I am writing a multithreaded code where a bunch of std::async
calls spawn a fixed number of threads for the duration of the entire program. Each thread works off the same const BigData
structure on a read-only basis. There are frequent, random reads from const BigData
but the threads are otherwise totally independent. Can one reasonably expect to get perfect scaling or is there a slowdown to be expected from more memory accesses?
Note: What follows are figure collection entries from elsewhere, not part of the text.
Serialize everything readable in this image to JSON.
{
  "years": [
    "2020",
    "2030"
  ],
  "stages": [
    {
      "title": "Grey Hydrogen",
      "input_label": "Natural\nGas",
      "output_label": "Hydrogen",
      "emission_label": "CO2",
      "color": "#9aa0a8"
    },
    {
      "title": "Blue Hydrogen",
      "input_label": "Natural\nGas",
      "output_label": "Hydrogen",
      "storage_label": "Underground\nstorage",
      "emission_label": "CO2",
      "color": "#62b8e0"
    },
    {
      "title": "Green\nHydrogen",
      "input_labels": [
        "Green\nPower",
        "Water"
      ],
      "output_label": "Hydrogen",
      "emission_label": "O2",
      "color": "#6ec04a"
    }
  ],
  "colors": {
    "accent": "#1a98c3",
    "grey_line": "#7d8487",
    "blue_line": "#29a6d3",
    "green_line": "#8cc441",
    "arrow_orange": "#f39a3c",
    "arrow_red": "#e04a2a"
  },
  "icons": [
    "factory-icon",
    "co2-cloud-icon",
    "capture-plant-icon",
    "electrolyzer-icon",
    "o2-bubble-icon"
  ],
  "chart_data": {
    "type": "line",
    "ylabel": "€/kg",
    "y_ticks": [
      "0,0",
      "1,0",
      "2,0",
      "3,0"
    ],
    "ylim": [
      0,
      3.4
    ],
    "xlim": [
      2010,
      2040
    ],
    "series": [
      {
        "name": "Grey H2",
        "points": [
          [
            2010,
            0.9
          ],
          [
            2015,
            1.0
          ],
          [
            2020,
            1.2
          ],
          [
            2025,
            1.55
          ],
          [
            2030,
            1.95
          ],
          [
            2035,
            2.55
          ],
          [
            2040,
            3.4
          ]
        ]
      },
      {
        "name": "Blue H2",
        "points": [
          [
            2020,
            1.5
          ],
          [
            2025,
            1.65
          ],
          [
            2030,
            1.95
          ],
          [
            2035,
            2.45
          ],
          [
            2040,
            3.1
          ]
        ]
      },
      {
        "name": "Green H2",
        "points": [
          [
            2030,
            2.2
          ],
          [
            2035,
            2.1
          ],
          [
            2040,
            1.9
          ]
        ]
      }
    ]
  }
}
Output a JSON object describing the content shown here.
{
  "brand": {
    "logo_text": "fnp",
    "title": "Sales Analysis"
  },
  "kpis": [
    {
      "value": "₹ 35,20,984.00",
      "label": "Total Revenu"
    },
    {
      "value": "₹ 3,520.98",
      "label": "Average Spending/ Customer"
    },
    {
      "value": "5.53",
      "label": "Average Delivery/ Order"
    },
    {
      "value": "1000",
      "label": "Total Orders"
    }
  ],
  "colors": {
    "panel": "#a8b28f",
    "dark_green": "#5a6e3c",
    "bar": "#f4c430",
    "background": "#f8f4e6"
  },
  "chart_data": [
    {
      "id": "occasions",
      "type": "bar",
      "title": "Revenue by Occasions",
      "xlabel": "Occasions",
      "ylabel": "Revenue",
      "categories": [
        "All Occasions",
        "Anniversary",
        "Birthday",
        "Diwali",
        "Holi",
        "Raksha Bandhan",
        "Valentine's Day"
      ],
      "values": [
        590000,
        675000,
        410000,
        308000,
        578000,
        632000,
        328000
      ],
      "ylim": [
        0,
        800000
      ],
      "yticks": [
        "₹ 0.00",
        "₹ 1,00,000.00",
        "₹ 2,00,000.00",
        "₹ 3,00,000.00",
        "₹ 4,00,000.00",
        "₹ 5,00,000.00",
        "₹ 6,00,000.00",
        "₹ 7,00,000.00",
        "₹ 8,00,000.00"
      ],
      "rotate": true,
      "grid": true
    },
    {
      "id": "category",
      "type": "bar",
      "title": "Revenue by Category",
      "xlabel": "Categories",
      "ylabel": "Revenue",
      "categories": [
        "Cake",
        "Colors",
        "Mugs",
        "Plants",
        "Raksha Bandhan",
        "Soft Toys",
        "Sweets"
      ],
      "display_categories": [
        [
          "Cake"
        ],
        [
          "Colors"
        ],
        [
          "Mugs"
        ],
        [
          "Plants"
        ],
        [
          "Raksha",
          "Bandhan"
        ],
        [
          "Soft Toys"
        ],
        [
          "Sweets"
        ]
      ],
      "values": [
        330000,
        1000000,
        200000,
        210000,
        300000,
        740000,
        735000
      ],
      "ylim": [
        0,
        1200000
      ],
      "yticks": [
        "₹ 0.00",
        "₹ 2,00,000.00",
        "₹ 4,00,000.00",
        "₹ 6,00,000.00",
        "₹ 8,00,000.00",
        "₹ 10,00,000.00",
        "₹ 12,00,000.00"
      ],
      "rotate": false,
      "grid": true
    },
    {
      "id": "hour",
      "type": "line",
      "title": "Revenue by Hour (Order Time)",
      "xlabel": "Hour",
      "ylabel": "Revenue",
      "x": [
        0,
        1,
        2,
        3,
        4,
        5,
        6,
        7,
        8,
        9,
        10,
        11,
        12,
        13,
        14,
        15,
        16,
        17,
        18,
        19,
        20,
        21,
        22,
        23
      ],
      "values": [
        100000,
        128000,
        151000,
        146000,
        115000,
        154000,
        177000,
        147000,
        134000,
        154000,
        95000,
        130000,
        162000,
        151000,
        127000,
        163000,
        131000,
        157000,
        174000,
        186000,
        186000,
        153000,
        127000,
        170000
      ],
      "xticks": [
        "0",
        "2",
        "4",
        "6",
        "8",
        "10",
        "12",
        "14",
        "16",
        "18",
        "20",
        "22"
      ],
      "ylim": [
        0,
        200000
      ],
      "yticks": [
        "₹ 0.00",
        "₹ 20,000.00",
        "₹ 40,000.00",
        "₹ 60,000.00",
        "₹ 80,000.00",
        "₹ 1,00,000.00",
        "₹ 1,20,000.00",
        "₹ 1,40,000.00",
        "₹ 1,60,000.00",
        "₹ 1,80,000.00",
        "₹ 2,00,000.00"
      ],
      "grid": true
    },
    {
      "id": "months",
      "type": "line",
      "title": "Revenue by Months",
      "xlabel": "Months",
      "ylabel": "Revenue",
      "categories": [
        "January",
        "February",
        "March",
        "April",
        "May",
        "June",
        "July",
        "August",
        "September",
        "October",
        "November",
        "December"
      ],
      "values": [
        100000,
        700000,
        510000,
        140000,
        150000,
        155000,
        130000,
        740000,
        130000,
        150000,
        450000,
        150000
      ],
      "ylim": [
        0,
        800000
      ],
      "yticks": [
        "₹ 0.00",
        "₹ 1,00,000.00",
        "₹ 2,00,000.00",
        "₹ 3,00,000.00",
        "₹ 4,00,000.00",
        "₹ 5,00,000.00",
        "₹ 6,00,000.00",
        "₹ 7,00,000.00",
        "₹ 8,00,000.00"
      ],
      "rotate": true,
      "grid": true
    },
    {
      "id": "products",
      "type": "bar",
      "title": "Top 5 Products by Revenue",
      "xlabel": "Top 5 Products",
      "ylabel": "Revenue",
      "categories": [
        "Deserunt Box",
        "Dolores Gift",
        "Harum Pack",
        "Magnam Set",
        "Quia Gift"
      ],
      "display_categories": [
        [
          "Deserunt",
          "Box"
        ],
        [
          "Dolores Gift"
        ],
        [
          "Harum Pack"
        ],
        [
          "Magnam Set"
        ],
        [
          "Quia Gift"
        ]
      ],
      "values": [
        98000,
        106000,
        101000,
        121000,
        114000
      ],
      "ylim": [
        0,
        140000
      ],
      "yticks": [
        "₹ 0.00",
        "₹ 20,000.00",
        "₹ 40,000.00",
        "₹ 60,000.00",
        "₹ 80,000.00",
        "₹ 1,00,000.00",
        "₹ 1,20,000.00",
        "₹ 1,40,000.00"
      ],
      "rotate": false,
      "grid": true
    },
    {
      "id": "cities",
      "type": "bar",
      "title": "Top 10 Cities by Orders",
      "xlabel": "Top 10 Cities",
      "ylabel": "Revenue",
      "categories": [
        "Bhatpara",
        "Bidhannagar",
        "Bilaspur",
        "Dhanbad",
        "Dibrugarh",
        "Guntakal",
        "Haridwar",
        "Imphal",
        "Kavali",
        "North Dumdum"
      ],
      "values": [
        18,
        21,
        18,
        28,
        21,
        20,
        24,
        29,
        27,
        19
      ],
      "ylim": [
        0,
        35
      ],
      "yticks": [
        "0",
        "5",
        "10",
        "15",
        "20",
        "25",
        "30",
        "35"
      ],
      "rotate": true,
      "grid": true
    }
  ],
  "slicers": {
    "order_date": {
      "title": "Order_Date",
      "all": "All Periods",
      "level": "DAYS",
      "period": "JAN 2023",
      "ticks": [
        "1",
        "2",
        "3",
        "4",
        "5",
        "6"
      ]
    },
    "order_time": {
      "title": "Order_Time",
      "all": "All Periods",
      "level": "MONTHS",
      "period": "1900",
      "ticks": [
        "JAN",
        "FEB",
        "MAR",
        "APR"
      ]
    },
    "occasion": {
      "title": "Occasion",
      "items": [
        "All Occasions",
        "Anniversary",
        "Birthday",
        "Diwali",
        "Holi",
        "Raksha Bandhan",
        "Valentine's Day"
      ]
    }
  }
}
EDIT: After some profiling, this seems to be the culprit:
class Point {
friend Point operator+(const Point& lhs, const Point& rhs) noexcept {
return Point{lhs.x + rhs.x, lhs.y + rhs.y, lhs.z + rhs.z};
};
friend Point operator-(const Point& lhs, const Point& rhs) noexcept {
return Point{lhs.x - rhs.x, lhs.y - rhs.y, lhs.z - rhs.z};
};
public:
Point() noexcept;
Point(const Real& x, const Real& y, const Real& z) noexcept
: x{x}, y{y}, z{z} {};
private:
Real x{0};
Real y{0};
Real z{0};
};
After refactoring my code to avoid unnecessary calls to operator+
and operator-
, I seem to get better scaling.
Yes there can be a slowdown. Main memory (RAM) bandwidth is limited, and if you have multiple cores reading a lot of data quickly you may saturate the memory bus. The maximum memory bandwidth is typically tens of gigabytes per second (see the page for your specific processor, e.g. i9-9900K which shows 41.6 GB/s).
As well, all cores on one physical package share a single L3 cache, so if you are reading some data more than once you may have fewer cache hits as your threads push each others' data out of L3 (which is the largest cache).
If you want to know how much slowdown there is from certain configurations, you have only one choice: test them. Consider adding prefetch instructions to your code if you know ahead of time what memory you are likely to need, especially if your access pattern is non-sequential.